Artist Statement
I shoot what the eye can not see.
Over time, with extended exposures, film is able to collect the changing light. As light passes across the landscape, the film gathers a composite of light as it travels with time. It is this resulting quality of light that so interests me and which seems to suggest a certain timelessness.
I work solely with historical processes - large and medium format cameras, black and white film, handmade toners and oil paints. In the field, I work in extremely low light situations, searching for that ethereal but fleeting unison of light and landscape which appears simultaneously both representational and symbolic. In the darkroom, I hand print each piece, painting with light to enhance and intensify the image collected on the film.
By seeking subjects that are visually quiet, the quality of the light itself becomes a large part of the subject and the essence of the piece.

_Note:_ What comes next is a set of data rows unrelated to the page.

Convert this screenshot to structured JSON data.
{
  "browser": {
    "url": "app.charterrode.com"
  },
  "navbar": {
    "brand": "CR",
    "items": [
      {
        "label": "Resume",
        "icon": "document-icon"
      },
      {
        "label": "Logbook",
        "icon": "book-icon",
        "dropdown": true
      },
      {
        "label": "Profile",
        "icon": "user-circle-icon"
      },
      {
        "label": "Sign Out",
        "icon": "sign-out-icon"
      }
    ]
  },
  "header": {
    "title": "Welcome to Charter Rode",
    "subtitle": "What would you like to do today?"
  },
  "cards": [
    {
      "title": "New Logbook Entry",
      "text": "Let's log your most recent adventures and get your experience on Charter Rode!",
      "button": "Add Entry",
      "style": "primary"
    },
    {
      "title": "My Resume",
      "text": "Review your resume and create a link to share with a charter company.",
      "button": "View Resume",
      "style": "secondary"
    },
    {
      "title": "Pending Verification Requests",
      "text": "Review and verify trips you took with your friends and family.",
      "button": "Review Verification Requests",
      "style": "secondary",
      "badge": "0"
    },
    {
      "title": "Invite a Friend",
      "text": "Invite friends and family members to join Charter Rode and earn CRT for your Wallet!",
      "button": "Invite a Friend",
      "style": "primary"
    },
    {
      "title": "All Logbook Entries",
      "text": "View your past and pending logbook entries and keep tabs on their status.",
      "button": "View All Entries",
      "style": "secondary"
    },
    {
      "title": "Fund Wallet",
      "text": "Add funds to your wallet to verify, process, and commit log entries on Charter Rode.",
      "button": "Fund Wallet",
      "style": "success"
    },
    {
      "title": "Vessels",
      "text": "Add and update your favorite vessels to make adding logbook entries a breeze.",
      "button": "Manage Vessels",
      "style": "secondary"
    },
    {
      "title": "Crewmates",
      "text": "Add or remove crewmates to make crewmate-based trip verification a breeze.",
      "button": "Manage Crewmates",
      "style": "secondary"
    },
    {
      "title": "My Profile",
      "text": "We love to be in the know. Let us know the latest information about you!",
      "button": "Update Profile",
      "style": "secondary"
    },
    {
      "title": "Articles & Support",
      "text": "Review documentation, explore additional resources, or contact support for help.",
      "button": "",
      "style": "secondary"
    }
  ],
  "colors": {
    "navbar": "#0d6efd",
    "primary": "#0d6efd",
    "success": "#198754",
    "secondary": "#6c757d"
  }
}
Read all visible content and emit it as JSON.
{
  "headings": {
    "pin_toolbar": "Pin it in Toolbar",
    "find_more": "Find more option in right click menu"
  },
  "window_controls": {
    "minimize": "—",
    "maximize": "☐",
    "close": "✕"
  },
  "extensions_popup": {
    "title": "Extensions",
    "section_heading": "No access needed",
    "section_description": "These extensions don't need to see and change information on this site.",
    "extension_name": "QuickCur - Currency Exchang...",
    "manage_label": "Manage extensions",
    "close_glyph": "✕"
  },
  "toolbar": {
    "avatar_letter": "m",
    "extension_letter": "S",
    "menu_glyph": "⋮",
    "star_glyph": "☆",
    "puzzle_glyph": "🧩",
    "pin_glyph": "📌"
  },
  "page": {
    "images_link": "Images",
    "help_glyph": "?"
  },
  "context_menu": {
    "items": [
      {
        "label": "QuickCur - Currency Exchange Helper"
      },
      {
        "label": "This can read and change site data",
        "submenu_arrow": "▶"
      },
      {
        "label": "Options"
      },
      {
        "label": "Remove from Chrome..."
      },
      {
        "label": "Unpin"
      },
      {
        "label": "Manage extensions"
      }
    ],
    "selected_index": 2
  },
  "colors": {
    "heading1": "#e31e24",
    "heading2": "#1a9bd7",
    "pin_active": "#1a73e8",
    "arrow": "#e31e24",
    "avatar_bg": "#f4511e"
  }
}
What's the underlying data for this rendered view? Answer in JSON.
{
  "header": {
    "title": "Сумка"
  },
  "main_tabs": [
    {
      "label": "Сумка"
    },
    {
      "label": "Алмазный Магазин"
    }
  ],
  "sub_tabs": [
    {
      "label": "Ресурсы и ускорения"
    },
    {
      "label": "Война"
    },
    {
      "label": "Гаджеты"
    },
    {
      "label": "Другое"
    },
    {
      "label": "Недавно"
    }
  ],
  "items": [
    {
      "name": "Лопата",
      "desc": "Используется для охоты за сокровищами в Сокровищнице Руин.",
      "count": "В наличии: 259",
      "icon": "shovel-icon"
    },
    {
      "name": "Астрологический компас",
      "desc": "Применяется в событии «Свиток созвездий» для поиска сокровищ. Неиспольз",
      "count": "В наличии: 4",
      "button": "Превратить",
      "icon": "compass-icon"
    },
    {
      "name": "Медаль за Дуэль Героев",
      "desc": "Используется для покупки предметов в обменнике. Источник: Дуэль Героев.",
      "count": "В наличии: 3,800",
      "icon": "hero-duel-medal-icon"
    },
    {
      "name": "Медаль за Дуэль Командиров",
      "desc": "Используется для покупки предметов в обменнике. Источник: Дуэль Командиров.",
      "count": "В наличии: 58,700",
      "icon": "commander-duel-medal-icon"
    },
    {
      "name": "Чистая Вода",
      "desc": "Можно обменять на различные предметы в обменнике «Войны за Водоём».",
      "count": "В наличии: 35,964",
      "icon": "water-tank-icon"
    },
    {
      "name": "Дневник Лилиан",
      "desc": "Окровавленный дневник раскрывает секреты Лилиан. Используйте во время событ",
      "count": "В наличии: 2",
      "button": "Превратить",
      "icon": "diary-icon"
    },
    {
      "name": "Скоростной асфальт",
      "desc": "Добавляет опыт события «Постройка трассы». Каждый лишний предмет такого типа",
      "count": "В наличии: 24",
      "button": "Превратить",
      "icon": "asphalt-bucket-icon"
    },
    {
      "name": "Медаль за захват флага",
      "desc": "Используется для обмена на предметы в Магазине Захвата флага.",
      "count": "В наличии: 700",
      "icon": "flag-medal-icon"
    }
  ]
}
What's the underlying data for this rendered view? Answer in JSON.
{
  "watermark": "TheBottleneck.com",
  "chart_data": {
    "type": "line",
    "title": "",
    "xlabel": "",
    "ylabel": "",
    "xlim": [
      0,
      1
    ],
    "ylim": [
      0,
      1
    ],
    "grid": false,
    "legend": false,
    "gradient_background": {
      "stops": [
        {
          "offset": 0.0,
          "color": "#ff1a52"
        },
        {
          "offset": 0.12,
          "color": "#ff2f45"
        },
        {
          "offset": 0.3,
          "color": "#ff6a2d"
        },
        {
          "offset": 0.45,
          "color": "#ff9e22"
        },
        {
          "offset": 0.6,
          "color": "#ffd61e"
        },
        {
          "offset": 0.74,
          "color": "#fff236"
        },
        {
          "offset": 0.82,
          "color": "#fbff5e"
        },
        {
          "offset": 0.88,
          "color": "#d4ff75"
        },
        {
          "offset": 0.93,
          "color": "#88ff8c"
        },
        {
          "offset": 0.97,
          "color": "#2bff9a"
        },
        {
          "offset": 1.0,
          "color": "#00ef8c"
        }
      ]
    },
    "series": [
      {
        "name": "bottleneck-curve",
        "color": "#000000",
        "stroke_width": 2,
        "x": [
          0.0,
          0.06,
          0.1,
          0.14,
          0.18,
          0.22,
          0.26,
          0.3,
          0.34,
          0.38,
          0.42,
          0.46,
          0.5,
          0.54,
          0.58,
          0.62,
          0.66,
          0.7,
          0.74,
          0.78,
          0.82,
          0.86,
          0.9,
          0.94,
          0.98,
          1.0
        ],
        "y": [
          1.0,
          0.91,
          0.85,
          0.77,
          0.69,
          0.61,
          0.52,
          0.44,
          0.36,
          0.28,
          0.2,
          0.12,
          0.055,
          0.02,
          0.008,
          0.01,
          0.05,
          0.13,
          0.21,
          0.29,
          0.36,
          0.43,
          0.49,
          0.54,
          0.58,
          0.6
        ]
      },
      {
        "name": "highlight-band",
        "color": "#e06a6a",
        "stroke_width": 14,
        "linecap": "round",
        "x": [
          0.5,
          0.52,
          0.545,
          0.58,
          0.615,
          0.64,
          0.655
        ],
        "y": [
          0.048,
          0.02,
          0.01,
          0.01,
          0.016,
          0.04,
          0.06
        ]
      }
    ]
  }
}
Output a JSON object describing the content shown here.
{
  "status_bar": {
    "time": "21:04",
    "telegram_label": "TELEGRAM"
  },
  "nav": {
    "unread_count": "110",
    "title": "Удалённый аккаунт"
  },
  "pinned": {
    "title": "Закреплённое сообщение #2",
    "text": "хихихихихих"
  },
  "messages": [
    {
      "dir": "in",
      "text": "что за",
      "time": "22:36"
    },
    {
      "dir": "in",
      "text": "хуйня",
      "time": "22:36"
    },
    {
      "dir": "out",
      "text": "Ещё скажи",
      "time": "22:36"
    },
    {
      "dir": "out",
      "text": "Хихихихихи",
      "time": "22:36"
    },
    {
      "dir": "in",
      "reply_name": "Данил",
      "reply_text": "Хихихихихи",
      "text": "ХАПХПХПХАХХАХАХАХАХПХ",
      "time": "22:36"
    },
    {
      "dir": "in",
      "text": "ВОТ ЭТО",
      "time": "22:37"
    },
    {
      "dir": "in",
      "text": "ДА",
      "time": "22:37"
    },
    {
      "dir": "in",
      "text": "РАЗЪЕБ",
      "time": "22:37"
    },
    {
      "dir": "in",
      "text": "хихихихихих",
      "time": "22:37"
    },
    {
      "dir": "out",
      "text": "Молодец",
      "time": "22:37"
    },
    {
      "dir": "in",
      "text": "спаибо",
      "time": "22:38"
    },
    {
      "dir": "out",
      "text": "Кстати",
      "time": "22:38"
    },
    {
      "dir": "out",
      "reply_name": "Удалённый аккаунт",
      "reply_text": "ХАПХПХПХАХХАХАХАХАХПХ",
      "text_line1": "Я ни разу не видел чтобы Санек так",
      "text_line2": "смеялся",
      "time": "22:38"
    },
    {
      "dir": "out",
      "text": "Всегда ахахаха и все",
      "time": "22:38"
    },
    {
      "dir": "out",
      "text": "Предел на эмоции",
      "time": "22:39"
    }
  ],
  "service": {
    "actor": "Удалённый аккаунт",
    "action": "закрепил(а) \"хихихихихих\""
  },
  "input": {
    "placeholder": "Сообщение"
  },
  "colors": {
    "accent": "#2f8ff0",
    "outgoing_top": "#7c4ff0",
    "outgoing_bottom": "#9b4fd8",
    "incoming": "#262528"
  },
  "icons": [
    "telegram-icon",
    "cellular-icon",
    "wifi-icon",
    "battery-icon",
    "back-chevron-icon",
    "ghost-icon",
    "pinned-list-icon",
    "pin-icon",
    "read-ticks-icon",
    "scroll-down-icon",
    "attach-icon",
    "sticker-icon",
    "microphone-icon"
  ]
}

Review by Edward J. Sozanski, Philadelphis Inquirer Art Critic, Friday, Nov 19, 2004
Even though photographic technology has metamorphosed dramatically in recent years, manipulation of light remains the medium's fundamental tactic. Light not only delineats content, it sometimes creats it.
Lisa Tyson Ennis of West Chester uses light this way, to transform ordinary scenes in a way that creastes atmosphere and mood, her ultimate subjects. In doing so, she works much like the symbolist artists of a century ago, whose target was less the eye than the imagination.
Ennis's exhibition[s] consists of toned silver prints, mostly landscapes, many of those involving water views. She photographs at times of day when sunlight is relatively dim, which imparts a romantic cast to everything she shoots.
Add to that the pale sepia toning, and a sensation of stopped or blurred motion that suggests time exposures, and you get the archaic look of 19th-century photographs.
You also get a a pronounced feeling of stopped time, not the clarifying instant in the present but the otherworldly sense of looking backward at the past.
Water, which flattens out to a mirror surface in slow or prolonged exposures, is the perfect instrument for generating this time-machine effect. That's apparently why Ennis so often focuses on partially submerged jetties, rowboats at anchor, and large rocks poking out f water.
This kind of photography could easily drift into cliche', but Ennis studiously avoids banality. Her images combine pleasing proportions of naturalism, poetry and mystery, finished off with the soft toning that announces a sidestep out of the real world.